Aí é um instante e o trânsito para sem poder. Aqueles indivíduos nos seus carros, tão mal protegidos de si, envergonhados, constrangidos, catatônicos… Os cadáveres são tão diferentes, mas os mortos-vivos são tão iguais! Roendo as unhas e a alma. Olhando-se uns para os outros, com uma curiosidade patológica para dentro deles, como que buscando a se reconhecerem. Há uma súplica inequívoca por trás dos vidros: “onde estaremos todos nós?”….

Lá fora, o Sol ou a Chuva consumindo tudo; aqui dentro, as mensagens que os celulares não saberão dizer.

– Vou correr tanto, mas não vai dar tempo. Não vai! Não vai!

Do meu lado, alguém com uma alegria inaceitável. Como pode, rir-se desse jeito tão cedo? Nada justifica. Ninguém é tão feliz. Ninguém está tão bem. Não pode estar. Não deve! Não é justo saber esquecer que nossa vida é um quase: quase feliz, quase tranquilo, quase leve… Viver é quase morrer.

E esse trânsito que não flui!… Minha vida parada de novo, meus negócios, meus… minhas… “coisas”, entende? A vida da gente não pode parar assim! A gente começa a se lembrar de cada coisa!  E começa a se esquecer… O que eu tenho de fazer mesmo hoje? Ah, é… vou fazer isso e isso e assim. Eu já vou planejando tudo. Éh, isso mesmo. Não perco tempo, claro…

Alguém deve ter morrido aí na frente. Sempre morre. Um por dia, parece. Essa ambulância… passando, levando. Vai-se indo, indo, indo… Meus olhos vão acompanhando e pensando…  Um dó, uma compaixão solitária, quase invejosa. Mas me comporto (a gente tem que viver!)! As motos vão atrás. Daqui a pouco também  sou eu que vou.

Éh,… Eu vou também!…

Enquanto não, porém, minha raiva vai consumindo tudo no fogo mais lento que pode haver.

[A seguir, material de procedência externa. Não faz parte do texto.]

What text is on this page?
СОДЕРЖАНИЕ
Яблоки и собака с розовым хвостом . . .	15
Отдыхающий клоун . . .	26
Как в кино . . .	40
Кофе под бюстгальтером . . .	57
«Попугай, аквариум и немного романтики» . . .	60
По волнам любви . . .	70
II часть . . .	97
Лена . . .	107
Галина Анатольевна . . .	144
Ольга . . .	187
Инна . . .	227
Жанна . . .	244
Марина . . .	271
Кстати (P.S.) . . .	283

Nada a dizer. A ninguém! Vontade? Nem de ver… Queria parar, só parar: de pensar, de falar comigo mesmo. Adivinhando tantos diálogos que jamais existirão – porque eu não quero!… Fique bem claro. Eu não quero! Eu tenho esse controle! Tá entendendo? Tá ouvindo?… (Por que a gente não acredita no que diz, às vezes? Mesmo que grite sozinho, dentro de um carro… Talvez por isso: ninguém que grita deve ser levado muito a sério.)

Noutro dia me peguei invejando aquelas pessoas na sala de recuperação do hospital: o soro lento caindo gota a gota, o abatimento, a debilidade, a indolência, a letargia. Sem energia para brigar, nem para entender, nem para julgar… aquele aninhamento na poltrona verde-água, um quase abraço espiritual, uma quase voz maternal dizendo baixinho… “ – Pronto, pronto… vai passar, viu? Vai passar… chi.. chiu…”

Uma sensação de  que eu devia chorar para passar aquela dor no peito – bem no meio do peito! – para aquele afogamento passar. Aquele congestionamento insano dentro e fora… simplesmente passar.

Mas já está indo agora, tudo indo… trânsito fluindo. Todos indo. Para o trabalho. Para qualquer lugar. Para qualquer lugar… longe, muito longe de si mesmos.